BACKGROUND: Marathon and ultramarathon running are sufficient to induce pulmonary dysfunction and respiratory muscle fatigue. However, it is unknown how the respiratory system responds to multiple, consecutive days of endurance exercise.
METHODS: Eleven well-trained endurance runners (8 male, 3 female) contested an ultra-endurance challenge comprising 10 marathons in 10 consecutive days. Lung function (FVC, FEV1, FEV1/FVC, PEF) and maximal static inspiratory and expiratory mouth pressures (MIP and MEP) were measured before and after marathon 1, 4, 7 and 10. Perceptual ratings of breathlessness (Borg CR10), respiratory muscle soreness (Visual Analogue Scale), and symptoms of upper-respiratory tract infection (URTI) were also recorded.
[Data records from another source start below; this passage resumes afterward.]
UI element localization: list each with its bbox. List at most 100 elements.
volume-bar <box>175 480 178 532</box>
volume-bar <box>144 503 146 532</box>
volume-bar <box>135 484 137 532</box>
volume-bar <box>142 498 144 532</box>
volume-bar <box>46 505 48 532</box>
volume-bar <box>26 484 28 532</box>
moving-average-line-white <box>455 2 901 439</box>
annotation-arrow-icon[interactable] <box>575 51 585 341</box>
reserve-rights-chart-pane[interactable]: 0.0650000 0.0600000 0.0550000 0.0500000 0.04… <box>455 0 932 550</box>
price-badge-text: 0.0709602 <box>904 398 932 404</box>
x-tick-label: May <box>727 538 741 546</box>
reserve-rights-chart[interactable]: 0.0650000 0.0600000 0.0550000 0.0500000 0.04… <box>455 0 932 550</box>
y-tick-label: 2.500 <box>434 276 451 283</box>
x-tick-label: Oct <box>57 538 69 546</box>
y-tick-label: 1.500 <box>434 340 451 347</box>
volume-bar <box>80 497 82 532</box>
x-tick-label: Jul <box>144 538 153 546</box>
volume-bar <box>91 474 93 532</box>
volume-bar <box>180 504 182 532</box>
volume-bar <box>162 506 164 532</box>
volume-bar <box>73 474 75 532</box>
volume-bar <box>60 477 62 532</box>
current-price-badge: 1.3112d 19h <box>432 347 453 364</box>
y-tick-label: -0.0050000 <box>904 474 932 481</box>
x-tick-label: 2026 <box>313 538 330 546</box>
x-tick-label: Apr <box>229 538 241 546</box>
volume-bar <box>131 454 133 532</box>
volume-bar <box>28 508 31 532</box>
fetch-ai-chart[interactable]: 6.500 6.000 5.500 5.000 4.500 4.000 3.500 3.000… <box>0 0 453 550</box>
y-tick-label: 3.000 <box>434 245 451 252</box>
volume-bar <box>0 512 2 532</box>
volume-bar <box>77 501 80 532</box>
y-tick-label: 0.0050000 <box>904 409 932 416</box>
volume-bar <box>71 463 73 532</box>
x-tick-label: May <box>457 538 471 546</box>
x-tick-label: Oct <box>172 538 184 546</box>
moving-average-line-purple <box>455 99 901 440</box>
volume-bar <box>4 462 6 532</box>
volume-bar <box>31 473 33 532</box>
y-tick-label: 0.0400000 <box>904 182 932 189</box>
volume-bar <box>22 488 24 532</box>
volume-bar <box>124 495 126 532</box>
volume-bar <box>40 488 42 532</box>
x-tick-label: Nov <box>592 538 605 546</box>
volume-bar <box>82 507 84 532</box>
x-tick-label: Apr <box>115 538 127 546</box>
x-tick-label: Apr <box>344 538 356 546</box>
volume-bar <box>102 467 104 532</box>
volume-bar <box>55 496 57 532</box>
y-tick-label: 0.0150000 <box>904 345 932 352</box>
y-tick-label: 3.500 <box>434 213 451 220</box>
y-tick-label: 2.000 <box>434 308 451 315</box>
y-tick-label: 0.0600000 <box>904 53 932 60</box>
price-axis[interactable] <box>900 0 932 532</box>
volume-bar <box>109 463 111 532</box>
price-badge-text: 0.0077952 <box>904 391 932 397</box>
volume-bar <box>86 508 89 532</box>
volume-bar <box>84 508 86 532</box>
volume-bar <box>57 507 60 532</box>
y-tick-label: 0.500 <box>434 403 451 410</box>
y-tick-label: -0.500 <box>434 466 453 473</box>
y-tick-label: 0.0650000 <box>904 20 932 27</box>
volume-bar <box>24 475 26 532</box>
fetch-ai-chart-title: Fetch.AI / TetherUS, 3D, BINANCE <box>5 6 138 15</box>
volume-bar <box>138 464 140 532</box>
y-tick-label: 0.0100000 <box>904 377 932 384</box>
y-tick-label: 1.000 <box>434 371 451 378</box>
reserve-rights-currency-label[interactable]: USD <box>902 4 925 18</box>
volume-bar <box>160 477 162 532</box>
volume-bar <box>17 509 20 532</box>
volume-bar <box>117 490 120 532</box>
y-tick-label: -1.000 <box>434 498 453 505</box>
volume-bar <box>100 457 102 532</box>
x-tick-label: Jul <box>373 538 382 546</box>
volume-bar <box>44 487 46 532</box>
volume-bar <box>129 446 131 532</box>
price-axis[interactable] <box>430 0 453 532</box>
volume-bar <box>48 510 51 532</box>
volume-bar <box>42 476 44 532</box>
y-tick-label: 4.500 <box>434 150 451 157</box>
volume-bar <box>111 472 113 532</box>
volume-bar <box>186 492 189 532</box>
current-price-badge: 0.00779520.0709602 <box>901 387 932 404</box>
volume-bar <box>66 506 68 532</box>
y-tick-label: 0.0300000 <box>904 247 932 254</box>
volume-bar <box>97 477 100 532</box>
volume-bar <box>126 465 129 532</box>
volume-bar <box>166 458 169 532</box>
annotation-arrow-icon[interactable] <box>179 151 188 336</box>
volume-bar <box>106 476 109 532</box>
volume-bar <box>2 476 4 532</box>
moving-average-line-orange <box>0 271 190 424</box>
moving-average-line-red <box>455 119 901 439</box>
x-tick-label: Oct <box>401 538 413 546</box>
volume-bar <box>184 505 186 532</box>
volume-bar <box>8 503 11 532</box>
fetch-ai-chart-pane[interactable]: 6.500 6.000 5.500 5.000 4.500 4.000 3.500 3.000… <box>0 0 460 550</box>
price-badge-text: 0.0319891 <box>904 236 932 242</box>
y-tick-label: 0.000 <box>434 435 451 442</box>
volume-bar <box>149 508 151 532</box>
RESULTS: Group mean time for the 10 marathons was 276 ± 35 min, and post-marathon breathlessness was 2.0 ± 0.3 (range 1.0 to 3.0). Relative to pre-challenge baseline (159 ± 32 cmH2O), MEP was reduced after marathon 1 (136 ± 31 cmH2O, p = 0.017), marathon 7 (138 ± 42 cmH2O, p = 0.035) and marathon 10 (130 ± 41 cmH2O, p = 0.008), but there were no consistent reductions in baseline (pre-marathon) MEP. There were no changes in FVC, FEV1, FEV1/FVC, PEF, MIP, perception of breathlessness or respiratory muscle soreness throughout the challenge (p > 0.05). Moreover, there was no change in symptoms of URTI during and up to 2-weeks following the challenge (p > 0.05).
CONCLUSIONS: Ten days of marathon running did not induce a chronic reduction in resting pulmonary or respiratory muscle function, despite acute pre-to-post-marathon reductions in maximal expiratory muscle strength. These data underscore the robustness of the healthy respiratory system.